Hannah Jones, who was diagnosed with leukemia and later a heart condition, told her parents and medical authorities that she would rather spend her remaining time at home than in the hospital. Health authorities have ceded to the decision after interviewing the girl.
“I’ve been in hospital too much — I’ve had too much trauma,” Hannah Jones told Sky News on Tuesday. “I don’t want this, and it’s my choice not to have it.”
Hannah was diagnosed with leukemia when she was four years old.
Chemotherapy put her into remission but doctors then discovered she had cardiomyopathy, a serious disease where the heart muscle becomes swollen and sometimes fails.
The girl’s story surfaced when parents complained about hospital officials who sent a social worker to interview the girl about her choice.
The family received a telephone call saying the hospital would take legal action if they didn’t bring Hannah to hospital, said her mother, Kirsty Jones.
“They phoned us on a Friday evening and said that if we didn’t take her in they’d come and take her. We still refused to take her,” she said.
Hospital officials said it is standard procedure to make sure both the child and their parents understand the consequences of any medical decision.
“Clearly, the welfare of the child is paramount,” said Sally Stucke, a pediatrician with the Herefordshire Primary Care Trust where Hannah was receiving treatment. “Pediatricians will always consider the child’s best interests at all times and this would include the child’s medical, emotional and psychological well-being.”
“No one can be forced to have a heart transplant,” she added.
Tony Calland, who chairs the British Medical Association’s medical ethics committee, told BBC radio that a 13-year-old like Hannah, supported by her parents, should be “perfectly capable” of making such a decision.
He said, “Decisions to refuse life-prolonging treatment are always extremely difficult and emotive. What is paramount is that decisions are made in the best interests of the patient.
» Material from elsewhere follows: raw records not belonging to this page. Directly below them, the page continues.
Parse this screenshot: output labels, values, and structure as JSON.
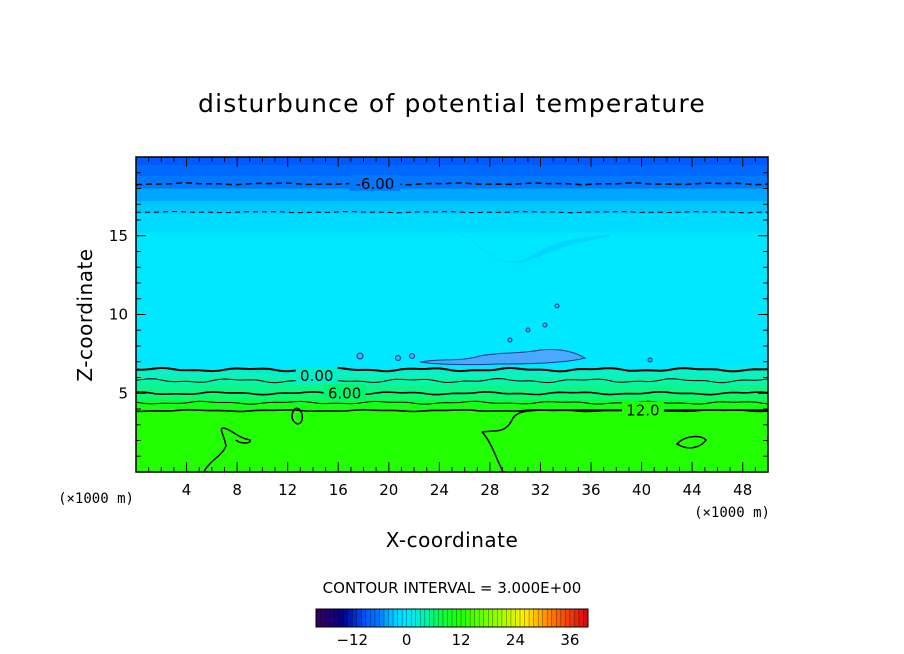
{
  "chart_data": {
    "type": "heatmap",
    "title": "disturbunce of potential temperature",
    "xlabel": "X-coordinate",
    "ylabel": "Z-coordinate",
    "x_unit": "(×1000 m)",
    "y_unit": "(×1000 m)",
    "xlim": [
      0,
      50
    ],
    "ylim": [
      0,
      20
    ],
    "x_ticks": [
      4,
      8,
      12,
      16,
      20,
      24,
      28,
      32,
      36,
      40,
      44,
      48
    ],
    "y_ticks": [
      5,
      10,
      15
    ],
    "contour_interval_text": "CONTOUR INTERVAL = 3.000E+00",
    "contour_labels": [
      {
        "text": "-6.00",
        "x": 18.9,
        "z": 18.3
      },
      {
        "text": "0.00",
        "x": 14.3,
        "z": 6.1
      },
      {
        "text": "6.00",
        "x": 16.5,
        "z": 5.0
      },
      {
        "text": "12.0",
        "x": 40.1,
        "z": 3.9
      }
    ],
    "colorbar": {
      "range": [
        -20,
        40
      ],
      "tick_values": [
        -12,
        0,
        12,
        24,
        36
      ],
      "tick_labels": [
        "−12",
        "0",
        "12",
        "24",
        "36"
      ]
    },
    "field_bands": [
      {
        "from_z": 19.5,
        "to_z": 20.0,
        "value": -9
      },
      {
        "from_z": 18.8,
        "to_z": 19.5,
        "value": -7.5
      },
      {
        "from_z": 18.0,
        "to_z": 18.8,
        "value": -6
      },
      {
        "from_z": 17.2,
        "to_z": 18.0,
        "value": -4.5
      },
      {
        "from_z": 16.4,
        "to_z": 17.2,
        "value": -3
      },
      {
        "from_z": 15.2,
        "to_z": 16.4,
        "value": -1.5
      },
      {
        "from_z": 6.5,
        "to_z": 15.2,
        "value": 0
      },
      {
        "from_z": 6.0,
        "to_z": 6.5,
        "value": 3
      },
      {
        "from_z": 5.5,
        "to_z": 6.0,
        "value": 4.5
      },
      {
        "from_z": 5.0,
        "to_z": 5.5,
        "value": 6
      },
      {
        "from_z": 4.4,
        "to_z": 5.0,
        "value": 7.5
      },
      {
        "from_z": 3.9,
        "to_z": 4.4,
        "value": 10.5
      },
      {
        "from_z": 0.0,
        "to_z": 3.9,
        "value": 12
      }
    ],
    "colors": {
      "deep_blue": "#0066ff",
      "cyan": "#00e5ff",
      "green": "#22ff00"
    }
  }
}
Where consensus cannot be reached between doctors, patients and family, then it is only appropriate that the courts intervene to act in the best interests of the patient.”
John Jenkins, a pediatrician and chairman of Britain’s General Medical Council standards and ethics committee, said children who have lengthy illnesses become “experts in their own condition quite early in life.”
Heart transplants are risky operations on any patient — and those risks increase with young people who have additional conditions like Hannah’s leukemia.
“I just decided there were too many risks, and even if I took it there might be a bad outcome,” Hannah said. “There is a chance that I may be OK, and there’s a chance that I may not be as well as I could be, but I’m willing to take that chance.”